De forma interessante, na América Latina, onde a participação das mulheres na força de trabalho está abaixo de 50%, há algum progresso. Hoje, o pai na maioria dos países latino-americanos tem o direito a uma licença paternidade remunerada após o nascimento de um filho, geralmente de dois a cinco dias. Equador e Venezuela oferecem a licenças paternidade mais longas: 10 e 14 dias, respectivamente, segundo um recente relatório do Programa das Nações Unidas para o Desenvolvimento (Pnud) e da Organização Internacional do Trabalho (OIT). Nos Estados Unidos, a lei garante apenas licença paternidade para os trabalhadores de empresas com 50 funcionários ou mais -e não é remunerada.

Estes são apenas passos iniciais. Como nos Estados Unidos, a maioria dos governos latino-americanos ainda deixa a cargo dos indivíduos e empregadores a decisão a respeito dos arranjos. Como resultado, as mulheres nesses países frequentemente optam por trabalhar meio período, por empregos informais ou trabalhar como autônomas, para dispor da flexibilidade que não teriam de outra forma. Mas, em consequência, elas provavelmente ganharão menos e terão mais dificuldade para progredir em suas carreiras assim que retornarem a um emprego em tempo integral.

A atual recessão pode ajudar a impulsionar uma mudança significativa. Os autores de "Uma Nação de Mulheres" acentuam, por exemplo, o papel que as instituições baseadas na fé podem exercer no fornecimento de creches e outros serviços sociais enquanto os membros da comunidade enfrentam dificuldades. O relatório do Pnud-OIT também aponta que "a ideia de um Estado mais pró-ativo em assegurar o bem-estar das pessoas vem ganhando força recentemente. Este é um bom ponto de partida para o desenvolvimento das políticas necessárias para conciliar trabalho e vida familiar".

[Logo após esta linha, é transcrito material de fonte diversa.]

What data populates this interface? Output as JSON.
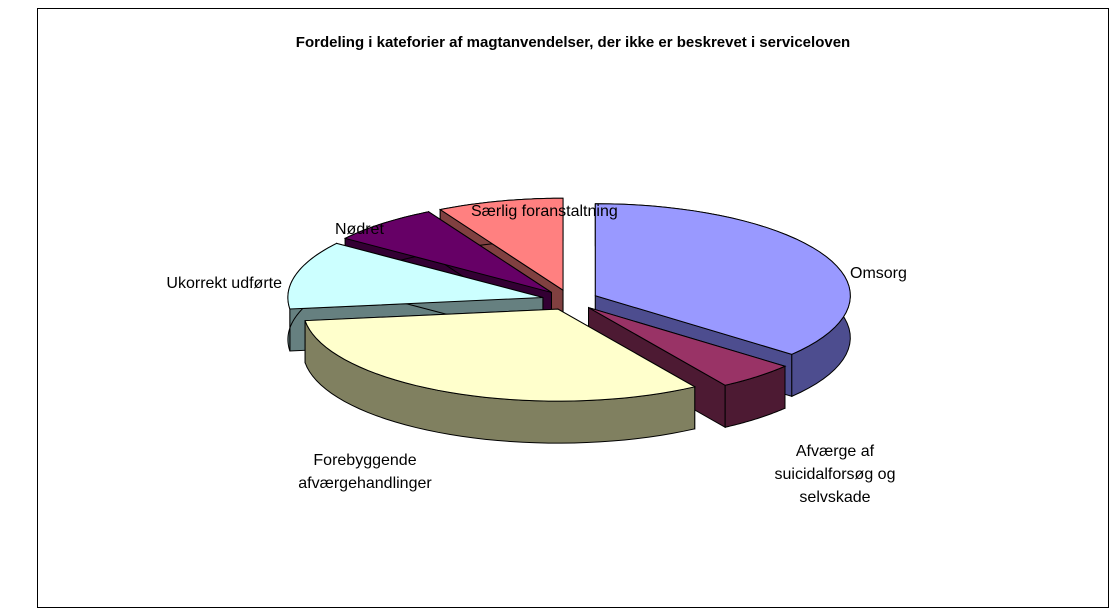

Além disso, o apoio público para a reforma parece atravessar as divisões ideológicas. A pesquisa Time/Fundação Rockefeller apontou que, com a exceção de mais recursos do governo destinados a creches, o apoio a novas medidas para melhorar o equilíbrio entre vida e trabalho é igual entre liberais e conservadores. Mais de 60% dos conservadores e 80% dos liberais pesquisados concordam que as empresas devem ser obrigadas a fornecer licenças médicas e familiares remuneradas, dando aos trabalhadores mais flexibilidade.

Talvez o resultado mais significativa -e encorajador- da pesquisa seja o aumento da conscientização de que esta não é apenas uma questão das mulheres. Pois enquanto as mulheres permanecerem sub-representadas nas posições de poder -as mulheres representam apenas 17% no Congresso e apenas 15 empresas da lista da Fortune 500 são dirigidas por presidentes-executivos do sexo feminino- as possibilidades de mudança permanecerão nas mãos dos homens.